When making scripts, time [t] is a very important aspect. The following points should be taken into consideration:
- When referencing back to previous values (e.g. IN[t-1] for sensor IN), the script gets these values from a sensor's timestore, which lists recent sensor values, sorted by their timestamp. When a script asks for a value, it sends a timestamp at which to check the value. The timestore will move through its values from oldest to latest and find the last known value at the queried timestamp.
- This timestore does not necessarily contain all the sensor's past values. When referencing physical and virtual sensors, with a sensor frequency of 1 per second to 1 per minute, the timestore covers the equivalent of the last 65 mins. If the physical or virtual sensor has a different frequency the timestore holds previous sensor values for the equivalent of 65 x the sensor frequency. So, for example, a sensor with a frequency of 1 per hour, would have a timestore of 65 hours.
- When referencing manual and time-based sensors the timestore's capacity always covers the equivalent of the last 65 seconds.
- The timestore only expires values in response to new ones, so if no new values come in, the old values will remain. This means that if a sensor is yet to output new data after a time of being idle, any scripts using that sensor will still resolve, based on the last known value(s).
Waiting for input sensors
- Scripts are executed at fixed intervals, defined by the output sensor's frequency. When a script executes it files a request for the input sensor's value at a certain time as defined in the script's body (for instance, 'IN[t]' resolves to the current time while 'IN[t-1]' resolves to a time in the past). On the first attempt, the input sensor will try to find the value that was valid at that time and return it in most cases. However, the scripting system takes potential input delays for sensor values reaching our servers into account and can decide to wait for new values to arrive if certain conditions aren't met. This means that your script can delay its execution by 5 seconds. Whereas most scripts will make only 2 attempts if a delay is necessary, scripts executing every second will make up to 5 attempts, with 1 second intervals between them. Although these high-frequency scripts can also experience delays of up to 5 seconds, the extra attempts give them a chance at resolving sooner. Whenever a script is delayed, its next planned execution will not be lost. In other words, a delay will never result in data loss.
Missing value strategy
Each sensor is configured with a so-called 'missing-value-strategy' (MVS), found in the 'advanced' section of the sensor's page in the Admin app. This setting can affect how your scripts behave when the input sensor's timestore is unable to return a requested value.
- The MVS is only applied if, even after waiting (as described above), the timestore cannot return a last known value, either because:
- It is entirely empty.
- It doesn't (yet) have a value for a past timestamp at which the script queries.
- The script queries at a timestamp beyond the timestore's limits.

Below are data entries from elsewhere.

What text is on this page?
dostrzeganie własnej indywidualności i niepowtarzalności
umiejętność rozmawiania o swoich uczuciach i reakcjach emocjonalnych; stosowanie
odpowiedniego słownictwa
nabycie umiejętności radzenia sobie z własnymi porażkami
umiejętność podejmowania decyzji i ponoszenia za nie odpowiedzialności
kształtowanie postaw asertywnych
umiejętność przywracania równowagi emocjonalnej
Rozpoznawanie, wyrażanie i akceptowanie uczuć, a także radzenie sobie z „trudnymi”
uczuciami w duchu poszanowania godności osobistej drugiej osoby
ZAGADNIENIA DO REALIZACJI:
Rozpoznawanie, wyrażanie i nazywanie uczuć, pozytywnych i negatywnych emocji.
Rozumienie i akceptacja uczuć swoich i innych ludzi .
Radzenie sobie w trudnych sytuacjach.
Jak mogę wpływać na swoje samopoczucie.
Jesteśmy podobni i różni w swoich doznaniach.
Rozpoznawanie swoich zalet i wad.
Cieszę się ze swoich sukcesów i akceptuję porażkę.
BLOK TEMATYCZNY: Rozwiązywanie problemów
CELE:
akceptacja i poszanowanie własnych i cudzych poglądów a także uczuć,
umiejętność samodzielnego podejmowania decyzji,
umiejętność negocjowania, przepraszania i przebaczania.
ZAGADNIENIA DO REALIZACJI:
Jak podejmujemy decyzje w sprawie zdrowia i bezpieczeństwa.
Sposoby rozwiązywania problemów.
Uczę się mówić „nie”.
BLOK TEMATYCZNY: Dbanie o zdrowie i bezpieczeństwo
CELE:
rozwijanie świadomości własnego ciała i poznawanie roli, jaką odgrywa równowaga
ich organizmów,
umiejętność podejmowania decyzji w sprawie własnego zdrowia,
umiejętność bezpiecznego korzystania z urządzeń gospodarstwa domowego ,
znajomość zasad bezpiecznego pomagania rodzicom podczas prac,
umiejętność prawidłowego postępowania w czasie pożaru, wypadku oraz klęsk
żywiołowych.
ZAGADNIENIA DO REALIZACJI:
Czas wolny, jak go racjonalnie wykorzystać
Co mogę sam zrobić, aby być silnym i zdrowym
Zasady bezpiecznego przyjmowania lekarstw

- The MVS has two possible settings. By default, it is set to 'do nothing'. If new data is not found, the script will go into a 'suspended' mode. It will stop executing at its configured frequency and will instead sit and wait until one of its input sensors produces a new value. When that happens, the script goes back to its 'initial' state and waits for its next execution cycle to be triggered (i.e. at the configured frequency).
- When the second setting ('use 0 as value') is selected, the input sensor will return the value '0' if no actual value at or before the requested time can be found. This allows the script to resolve. Use this setting if you wish to jump start a script with input sensors that have not yet produced the necessary amount of data (for instance because they are new) and a returned '0' value is sufficient. We recommend changing this back to the default setting once the sensor has produced the data necessary to get the script running.
- Note that a single input sensor doesn't necessarily determine the script's response, namely if a single input sensor fails to return a value (i.e. it has the 'do nothing' strategy configured & its timestore didn't contain a last known value for the queried timestamp) the script will do nothing, regardless of the strategies of its other input sensors, because the script can only resolve if all of its input sensors return a value (be it an actual last known value, or the default of 0).
- If the script references data values before those values have been generated, then the script will first wait up to 5 seconds and try again. If there are still no values at or before the referenced time, then the script will fall back to its missing-value-strategy, the default setting of which is to go into 'suspended' mode. This applies not only when referencing sensors but also to values generated within the same script. When referencing a sensor which at that moment has no previous data in its timestore, there are three options:
- Wait until all input sensors have produced the data required, before activating the script.
- If the script requires past data from an output sensor, a separate script can provide that sensor with some initial datapoint(s).
- The missing-value-strategy (found in the 'advanced' section of the sensor's page in the Admin app) is configured to 'Use 0 as value'. We recommend changing this back to the default setting once the sensor has produced enough data to get the script running.
Script A refers to the data value produced by Sensor X, 30 mins ago. Thus, Sensor X needs to produce data for at least 30 mins before Script A is activated.
Script B refers to the data value produced by the script at an earlier point. This means that a script output sensor is also used as an input sensor. Either a second script should be configured that provides the sensor in question with values for the required duration or the missing value strategy could be changed temporarily.